Mejores ETFs para invertir en 2026

Los ETFs (Exchange Traded Funds) se han convertido en uno de los instrumentos de inversión más populares en los últimos años. Cada vez más inversores utilizan ETFs para diversificar su cartera, reducir comisiones y acceder a mercados globales con una sola operación.

A diferencia de los fondos tradicionales, los ETFs cotizan en bolsa como si fueran acciones. Esto significa que se pueden comprar y vender en tiempo real durante la sesión bursátil, igual que cualquier otra empresa cotizada.

Su combinación de diversificación, costes bajos y facilidad para invertir ha hecho que muchos inversores los utilicen como base de sus carteras a largo plazo.

En esta guía analizamos qué son los ETFs, cómo funcionan y cuáles son algunos de los ETFs más interesantes para invertir en 2026, además de explicar qué factores conviene analizar antes de elegir uno.

Qué es un ETF y cómo funciona

Un ETF (Exchange Traded Fund) es un fondo de inversión que cotiza en bolsa y que replica el comportamiento de un índice, sector o conjunto de activos.

Esto significa que, al comprar un ETF, el inversor obtiene exposición a decenas o incluso cientos de activos diferentes a través de una sola operación.

Por ejemplo:

  • Un ETF del S&P 500 replica el comportamiento de las 500 mayores empresas de Estados Unidos.
  • Un ETF del MSCI World permite invertir en empresas de todo el mundo.
  • Un ETF sectorial puede centrarse en tecnología, energía o inteligencia artificial.

Los ETFs suelen utilizar una estrategia de gestión pasiva, es decir, su objetivo es replicar el rendimiento de un índice concreto en lugar de intentar superarlo.

Esta característica permite que tengan comisiones mucho más bajas que muchos fondos de inversión tradicionales.

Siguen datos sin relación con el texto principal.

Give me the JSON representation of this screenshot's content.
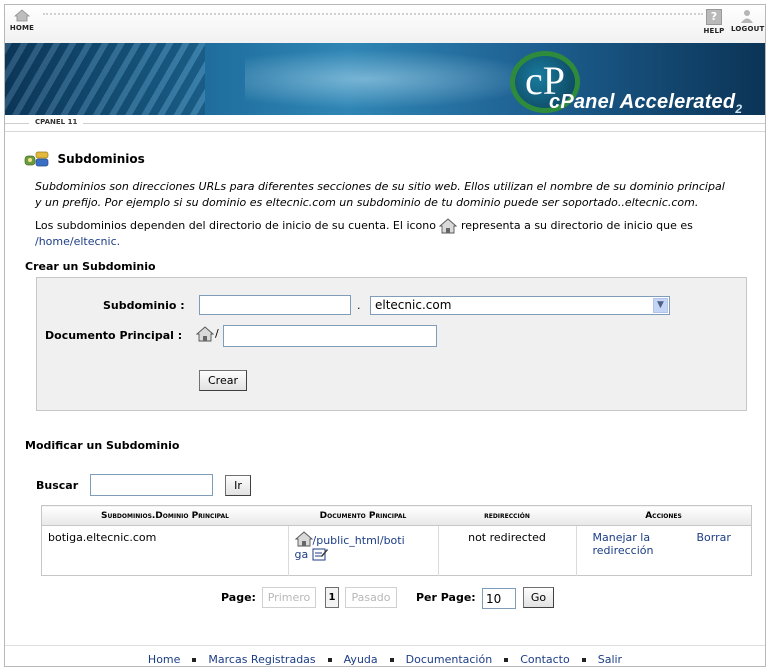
{
  "topbar": {
    "home_label": "HOME",
    "help_label": "HELP",
    "logout_label": "LOGOUT",
    "help_glyph": "?"
  },
  "banner": {
    "logo_mark": "cP",
    "logo_text_c": "cPanel",
    "logo_text_main": " Accelerated",
    "logo_sub": "2"
  },
  "version_tag": "CPANEL 11",
  "page": {
    "title": "Subdominios",
    "intro_line1": "Subdominios son direcciones URLs para diferentes secciones de su sitio web. Ellos utilizan el nombre de su dominio principal",
    "intro_line2": "y un prefijo. Por ejemplo si su dominio es eltecnic.com un subdominio de tu dominio puede ser soportado..eltecnic.com.",
    "home_text_before": "Los subdominios dependen del directorio de inicio de su cuenta. El icono",
    "home_text_after": "representa a su directorio de inicio que es",
    "home_path": "/home/eltecnic."
  },
  "create": {
    "section_title": "Crear un Subdominio",
    "subdomain_label": "Subdominio :",
    "subdomain_value": "",
    "dot": ".",
    "domain_selected": "eltecnic.com",
    "docroot_label": "Documento Principal :",
    "docroot_slash": "/",
    "docroot_value": "",
    "create_button": "Crear"
  },
  "modify": {
    "section_title": "Modificar un Subdominio",
    "search_label": "Buscar",
    "search_value": "",
    "go_button": "Ir",
    "columns": [
      "Subdominios.Dominio Principal",
      "Documento Principal",
      "redirección",
      "Acciones"
    ],
    "rows": [
      {
        "subdomain": "botiga.eltecnic.com",
        "docroot_line1": "/public_html/boti",
        "docroot_line2": "ga",
        "redirect": "not redirected",
        "manage_redirect": "Manejar la redirección",
        "delete": "Borrar"
      }
    ]
  },
  "pager": {
    "page_label": "Page:",
    "first": "Primero",
    "current": "1",
    "last": "Pasado",
    "per_page_label": "Per Page:",
    "per_page_value": "10",
    "go": "Go"
  },
  "footer": {
    "links": [
      "Home",
      "Marcas Registradas",
      "Ayuda",
      "Documentación",
      "Contacto",
      "Salir"
    ]
  },
  "colors": {
    "link": "#1c3d86",
    "banner": "#1d6b9b",
    "panel": "#f0f0f0"
  }
}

Ventajas de invertir en ETFs

Los ETFs se han popularizado por varias razones que los convierten en una herramienta muy interesante para muchos inversores.

Diversificación inmediata

Un ETF permite invertir en decenas o cientos de empresas con una sola operación. Esto reduce el riesgo frente a invertir en una única acción.

Comisiones más bajas

En general, los ETFs tienen comisiones mucho más reducidas que los fondos gestionados activamente, lo que puede mejorar la rentabilidad a largo plazo.

Flexibilidad

Al cotizar en bolsa, los ETFs se pueden comprar o vender en cualquier momento durante la sesión, igual que una acción.

Acceso a mercados globales

Los ETFs permiten invertir fácilmente en mercados internacionales, sectores específicos o materias primas.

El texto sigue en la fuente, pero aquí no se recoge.